Aktuell Deutschland 03. November 2015

Flucht oder Todesstrafe

Flucht oder Todesstrafe

Jaqar Khoen Mullah Ahmed bei einer Aktion gegen eine Verschärfung der Asylpolitik im September 2015

Weil er sich politisch engagierte, nahmen die syrischen Behörden Jaqar Khoen Mullah Ahmed fest und inhaftierten ihn monatelang. Amnesty International und andere Organisationen setzten sich für ihn ein. Im Juni 2014 konnte er schließlich nach Berlin flüchten. Dort versucht er nun, sich ein neues Leben aufzubauen.

Von Ralf Rebmann

Jaqar Khoen Mullah Ahmed kann sich gut an das Zentralgefängnis von Aleppo erinnern. An die überfüllten Gefängniszellen, die brutalen Sicherheitskräfte, den Hunger, an Durchfallerkrankungen und Tuberkulose. "600 Tage. Oder ein Jahr, sieben Monate und zehn Tage", sagt er, ohne lange nachzudenken. Es ist die Dauer seiner Haft.

Jaqar Khoen Mullah Ahmed, der der kurdischen Minderheit in Syrien angehört, ist politischer Aktivist. Er setzt sich schon lange für die Rechte der Kurden in Syrien ein. Auch an den Protesten gegen den syrischen Machthaber Assad beteiligte er sich. Mit seinem Mobiltelefon dokumentierte er die Demonstrationen und gab ausländischen Medien Interviews. Irgendwann geriet er ins Visier des Geheimdienstes.

"Bereits im Dezember 2011 hat die Polizei nach mir gesucht", erinnert er sich. Drei Monate lang konnte er sich verstecken, bis der syrische Geheimdienst ihn im März 2012 fand. Vor einem Militärgericht musste er sich anschließend wegen "Anstiftung zur Gewalt" verantworten. Es drohte ihm die Todesstrafe.

Die Folgemonate verbrachte er in einer engen Zelle des Zentralgefängnisses von Aleppo. Erst sehr viel später erfuhr er: Amnesty International startete nach seiner Verschleppung durch den Geheimdienst eine Eilaktion, um seine Freilassung zu erreichen.

Die Haftbedingungen des Gefängnisses beschreibt er als menschenverachtend: Bis zu 30 Personen hätten dort in einer 25 Quadratmeter großen Zelle ausharren müssen. Nach drei Monaten seien einige der Gefangenen in den Hungerstreik getreten, Dutzende an Viruserkrankungen gestorben.

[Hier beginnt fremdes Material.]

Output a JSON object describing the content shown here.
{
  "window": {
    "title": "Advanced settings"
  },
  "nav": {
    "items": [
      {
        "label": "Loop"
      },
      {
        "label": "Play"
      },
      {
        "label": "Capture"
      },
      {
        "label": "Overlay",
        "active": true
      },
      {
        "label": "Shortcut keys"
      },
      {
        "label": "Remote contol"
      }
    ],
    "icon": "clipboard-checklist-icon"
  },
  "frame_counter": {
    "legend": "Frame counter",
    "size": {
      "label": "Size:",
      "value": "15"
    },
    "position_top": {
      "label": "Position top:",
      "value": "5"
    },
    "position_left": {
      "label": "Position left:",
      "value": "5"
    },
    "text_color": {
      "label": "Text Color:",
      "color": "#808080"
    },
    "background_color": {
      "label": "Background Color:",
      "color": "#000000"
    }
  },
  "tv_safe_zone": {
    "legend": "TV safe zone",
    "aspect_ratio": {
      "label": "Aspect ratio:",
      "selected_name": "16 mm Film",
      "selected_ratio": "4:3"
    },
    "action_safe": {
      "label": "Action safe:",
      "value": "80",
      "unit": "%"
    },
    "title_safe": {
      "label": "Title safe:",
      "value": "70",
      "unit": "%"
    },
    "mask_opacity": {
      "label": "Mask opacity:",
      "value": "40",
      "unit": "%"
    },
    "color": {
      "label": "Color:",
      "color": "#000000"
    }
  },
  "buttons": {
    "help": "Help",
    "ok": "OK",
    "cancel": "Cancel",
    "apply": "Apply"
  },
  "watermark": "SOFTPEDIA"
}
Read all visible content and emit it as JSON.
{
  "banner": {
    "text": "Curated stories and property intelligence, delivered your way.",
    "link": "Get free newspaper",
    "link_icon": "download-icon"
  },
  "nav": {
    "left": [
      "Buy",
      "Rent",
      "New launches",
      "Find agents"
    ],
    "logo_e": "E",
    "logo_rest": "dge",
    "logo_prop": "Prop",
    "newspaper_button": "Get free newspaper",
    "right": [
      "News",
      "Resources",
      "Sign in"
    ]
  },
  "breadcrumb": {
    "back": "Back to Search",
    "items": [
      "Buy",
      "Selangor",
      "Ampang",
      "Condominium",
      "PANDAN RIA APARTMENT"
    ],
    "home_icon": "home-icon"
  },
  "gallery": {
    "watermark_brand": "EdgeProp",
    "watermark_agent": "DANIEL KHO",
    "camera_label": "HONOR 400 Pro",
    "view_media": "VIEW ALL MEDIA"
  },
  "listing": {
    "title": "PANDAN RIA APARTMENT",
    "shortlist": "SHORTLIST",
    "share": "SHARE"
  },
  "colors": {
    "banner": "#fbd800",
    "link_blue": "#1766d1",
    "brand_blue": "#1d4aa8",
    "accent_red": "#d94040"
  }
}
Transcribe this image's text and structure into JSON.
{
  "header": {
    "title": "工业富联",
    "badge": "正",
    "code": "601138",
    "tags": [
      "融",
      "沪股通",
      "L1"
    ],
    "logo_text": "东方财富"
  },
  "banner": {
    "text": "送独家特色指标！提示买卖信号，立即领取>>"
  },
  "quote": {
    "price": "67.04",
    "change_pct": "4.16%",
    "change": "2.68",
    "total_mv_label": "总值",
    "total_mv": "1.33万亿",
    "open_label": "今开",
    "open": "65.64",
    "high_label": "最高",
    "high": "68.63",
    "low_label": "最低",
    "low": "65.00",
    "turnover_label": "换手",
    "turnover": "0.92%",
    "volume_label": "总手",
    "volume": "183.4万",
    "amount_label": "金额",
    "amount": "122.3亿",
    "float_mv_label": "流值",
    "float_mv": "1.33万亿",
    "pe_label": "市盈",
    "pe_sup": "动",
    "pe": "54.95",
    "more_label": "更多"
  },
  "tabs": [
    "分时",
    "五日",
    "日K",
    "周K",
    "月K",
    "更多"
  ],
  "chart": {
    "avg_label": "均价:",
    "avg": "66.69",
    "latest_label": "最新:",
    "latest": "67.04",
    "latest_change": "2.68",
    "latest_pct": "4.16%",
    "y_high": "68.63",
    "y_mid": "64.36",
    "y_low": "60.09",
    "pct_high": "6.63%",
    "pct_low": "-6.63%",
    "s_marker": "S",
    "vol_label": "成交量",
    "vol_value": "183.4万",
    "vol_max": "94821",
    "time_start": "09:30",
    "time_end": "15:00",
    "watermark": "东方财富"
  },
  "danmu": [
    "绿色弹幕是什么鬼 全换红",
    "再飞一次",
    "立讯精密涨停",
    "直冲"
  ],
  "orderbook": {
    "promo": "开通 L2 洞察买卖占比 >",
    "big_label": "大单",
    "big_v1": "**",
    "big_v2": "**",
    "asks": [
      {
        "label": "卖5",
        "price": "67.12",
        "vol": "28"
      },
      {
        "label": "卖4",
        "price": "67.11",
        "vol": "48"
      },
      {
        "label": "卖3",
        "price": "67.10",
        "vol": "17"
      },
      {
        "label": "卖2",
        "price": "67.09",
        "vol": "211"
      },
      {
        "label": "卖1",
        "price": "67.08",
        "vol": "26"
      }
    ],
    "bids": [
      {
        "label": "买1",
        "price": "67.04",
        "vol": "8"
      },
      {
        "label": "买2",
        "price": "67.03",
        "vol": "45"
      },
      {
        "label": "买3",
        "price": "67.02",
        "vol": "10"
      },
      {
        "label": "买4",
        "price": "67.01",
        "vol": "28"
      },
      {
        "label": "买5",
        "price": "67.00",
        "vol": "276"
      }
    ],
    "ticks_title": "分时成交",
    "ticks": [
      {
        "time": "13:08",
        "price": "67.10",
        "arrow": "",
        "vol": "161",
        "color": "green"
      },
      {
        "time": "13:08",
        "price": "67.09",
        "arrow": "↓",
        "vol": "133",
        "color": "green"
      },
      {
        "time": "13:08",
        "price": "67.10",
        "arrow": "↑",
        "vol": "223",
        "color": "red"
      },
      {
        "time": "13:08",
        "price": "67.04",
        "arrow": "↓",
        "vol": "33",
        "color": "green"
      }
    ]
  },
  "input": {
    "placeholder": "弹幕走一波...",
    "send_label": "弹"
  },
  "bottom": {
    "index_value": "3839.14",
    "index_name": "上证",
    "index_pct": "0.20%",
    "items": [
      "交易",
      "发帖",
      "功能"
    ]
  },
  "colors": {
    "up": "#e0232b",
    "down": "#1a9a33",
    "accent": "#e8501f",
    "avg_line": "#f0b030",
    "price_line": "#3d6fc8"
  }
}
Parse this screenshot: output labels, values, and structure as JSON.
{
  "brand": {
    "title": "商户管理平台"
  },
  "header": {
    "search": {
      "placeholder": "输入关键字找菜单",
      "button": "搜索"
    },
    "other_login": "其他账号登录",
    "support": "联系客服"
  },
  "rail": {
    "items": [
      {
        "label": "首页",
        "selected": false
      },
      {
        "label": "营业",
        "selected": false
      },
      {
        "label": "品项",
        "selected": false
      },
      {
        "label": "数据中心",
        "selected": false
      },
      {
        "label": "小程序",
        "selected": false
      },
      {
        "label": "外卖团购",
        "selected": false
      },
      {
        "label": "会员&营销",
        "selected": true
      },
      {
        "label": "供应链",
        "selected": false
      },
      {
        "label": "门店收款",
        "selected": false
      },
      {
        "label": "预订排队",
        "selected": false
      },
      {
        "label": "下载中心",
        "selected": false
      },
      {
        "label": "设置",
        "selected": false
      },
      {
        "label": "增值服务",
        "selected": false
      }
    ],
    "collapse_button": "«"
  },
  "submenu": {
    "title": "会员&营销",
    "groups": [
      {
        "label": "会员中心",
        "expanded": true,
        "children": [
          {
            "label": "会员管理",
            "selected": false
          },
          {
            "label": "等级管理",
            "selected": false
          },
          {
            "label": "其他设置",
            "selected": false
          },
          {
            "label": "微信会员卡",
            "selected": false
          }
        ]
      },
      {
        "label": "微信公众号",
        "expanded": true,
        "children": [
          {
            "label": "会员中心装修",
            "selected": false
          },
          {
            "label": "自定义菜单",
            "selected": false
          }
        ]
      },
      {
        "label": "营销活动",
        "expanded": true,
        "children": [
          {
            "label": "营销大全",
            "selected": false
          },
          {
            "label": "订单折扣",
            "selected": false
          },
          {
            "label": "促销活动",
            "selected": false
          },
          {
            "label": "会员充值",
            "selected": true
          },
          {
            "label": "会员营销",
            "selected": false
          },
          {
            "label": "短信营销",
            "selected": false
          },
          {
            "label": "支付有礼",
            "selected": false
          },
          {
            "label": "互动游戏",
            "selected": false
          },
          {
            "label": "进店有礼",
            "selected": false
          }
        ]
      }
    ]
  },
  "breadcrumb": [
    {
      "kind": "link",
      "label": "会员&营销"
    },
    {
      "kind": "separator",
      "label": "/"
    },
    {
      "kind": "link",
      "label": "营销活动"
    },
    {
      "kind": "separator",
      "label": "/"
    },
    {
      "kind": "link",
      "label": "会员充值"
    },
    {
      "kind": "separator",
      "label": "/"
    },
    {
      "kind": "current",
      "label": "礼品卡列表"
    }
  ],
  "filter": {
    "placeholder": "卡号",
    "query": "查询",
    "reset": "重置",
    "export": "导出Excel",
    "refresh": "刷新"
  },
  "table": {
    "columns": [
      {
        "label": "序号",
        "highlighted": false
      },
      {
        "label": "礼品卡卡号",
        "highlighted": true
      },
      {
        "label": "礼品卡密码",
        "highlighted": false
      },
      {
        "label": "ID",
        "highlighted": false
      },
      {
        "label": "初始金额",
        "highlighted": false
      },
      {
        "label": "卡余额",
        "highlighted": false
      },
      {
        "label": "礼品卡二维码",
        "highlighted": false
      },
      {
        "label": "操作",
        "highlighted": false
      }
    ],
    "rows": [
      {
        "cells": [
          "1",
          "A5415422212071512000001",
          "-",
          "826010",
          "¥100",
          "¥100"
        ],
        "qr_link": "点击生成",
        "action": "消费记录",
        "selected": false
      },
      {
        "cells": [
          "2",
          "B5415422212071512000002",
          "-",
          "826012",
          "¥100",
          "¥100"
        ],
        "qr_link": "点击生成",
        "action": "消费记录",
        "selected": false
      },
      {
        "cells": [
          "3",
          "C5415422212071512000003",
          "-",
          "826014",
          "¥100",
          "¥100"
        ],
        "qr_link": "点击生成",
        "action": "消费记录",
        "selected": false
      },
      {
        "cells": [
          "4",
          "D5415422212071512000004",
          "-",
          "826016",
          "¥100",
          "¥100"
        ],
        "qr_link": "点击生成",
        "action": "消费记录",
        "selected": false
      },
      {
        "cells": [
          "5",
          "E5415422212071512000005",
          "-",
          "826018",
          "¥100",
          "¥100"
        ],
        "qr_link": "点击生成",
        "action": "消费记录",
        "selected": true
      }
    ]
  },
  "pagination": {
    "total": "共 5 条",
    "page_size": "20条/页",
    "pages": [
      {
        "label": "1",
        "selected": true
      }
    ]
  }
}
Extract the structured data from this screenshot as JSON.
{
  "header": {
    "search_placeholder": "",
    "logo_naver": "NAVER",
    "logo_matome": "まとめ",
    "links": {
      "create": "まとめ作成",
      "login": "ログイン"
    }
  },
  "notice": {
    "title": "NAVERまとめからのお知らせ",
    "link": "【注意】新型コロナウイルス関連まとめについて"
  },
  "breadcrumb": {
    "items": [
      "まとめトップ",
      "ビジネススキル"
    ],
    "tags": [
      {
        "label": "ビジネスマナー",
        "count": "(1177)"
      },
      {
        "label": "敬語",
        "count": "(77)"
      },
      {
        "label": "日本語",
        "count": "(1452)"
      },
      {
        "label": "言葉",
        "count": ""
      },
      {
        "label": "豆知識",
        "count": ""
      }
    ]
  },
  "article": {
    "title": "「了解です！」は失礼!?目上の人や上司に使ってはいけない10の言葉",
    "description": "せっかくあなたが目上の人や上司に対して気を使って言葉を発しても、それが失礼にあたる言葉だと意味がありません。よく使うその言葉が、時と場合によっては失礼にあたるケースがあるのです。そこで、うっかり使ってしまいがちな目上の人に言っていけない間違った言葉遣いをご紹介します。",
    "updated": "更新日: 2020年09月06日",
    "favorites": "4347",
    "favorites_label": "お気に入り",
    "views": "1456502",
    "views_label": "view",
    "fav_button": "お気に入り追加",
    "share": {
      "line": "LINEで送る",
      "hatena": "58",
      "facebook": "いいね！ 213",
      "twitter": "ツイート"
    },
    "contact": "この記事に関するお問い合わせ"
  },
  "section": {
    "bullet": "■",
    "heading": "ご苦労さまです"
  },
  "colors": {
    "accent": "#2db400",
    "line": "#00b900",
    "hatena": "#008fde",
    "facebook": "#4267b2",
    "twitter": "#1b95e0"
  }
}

"Zwei Monate lang haben sie uns täglich nur eine Handvoll Mehl gegeben", sagt er. Mithilfe von Stoffresten hätten sie ein Feuer entzündet, um Brot oder eine Suppe zubereiten zu können. "In diesen Monaten ist viel passiert. Ich kann gar nicht alles erzählen."

Für Jaqar Khoen Mullah Ahmed ging es glimpflich aus. Seine Angehörigen konnten eine Kaution zahlen, sodass er am 13. Oktober 2013 freikam. Die Anklage wurde jedoch aufrechterhalten. "Danach hatte ich zwei Möglichkeiten. Entweder ich warte auf meine Verurteilung, oder ich fliehe." Er entschied sich für die Flucht und reiste in die Türkei. In Istanbul erhielt er Unterstützung von der Initiative "Adopt a Revolution", die ihm dabei half, ein Visum zu beantragen. Bei der deutschen Botschaft in Ankara hatte er Erfolg und konnte so mit dem Flugzeug nach Deutschland einreisen.

Heute lebt der 31-Jährige in Berlin. Er hat Asyl erhalten, eine Wohnung gefunden und besucht einen Deutschkurs. "Ich habe Glück gehabt", sagt Jaqar Khoen Mullah Ahmed. Er weiß, wie schwierig es für viele Geflüchtete aus Syrien ist, in Deutschland anzukommen. "Flüchtlinge bezahlen viel Geld, um nach Europa zu fliehen. Sie riskieren ihr Leben auf dem Mittelmeer oder in der Ägäis." Zusammen mit Amnesty International hat er sich deshalb im September bei einer öffentlichen Aktion vor dem Bundesinnenministerium in Berlin für eine menschenwürdige Flüchtlingspolitik stark gemacht.

Er möchte sein Maschinenbau-Studium weiterführen und versucht daher, so schnell wie möglich Deutsch zu lernen. Er ist zuversichtlich: "Mathematik war für mich das schwierigste Fach in Syrien, und ich habe es bestanden. Dann klappt es mit Deutsch auch."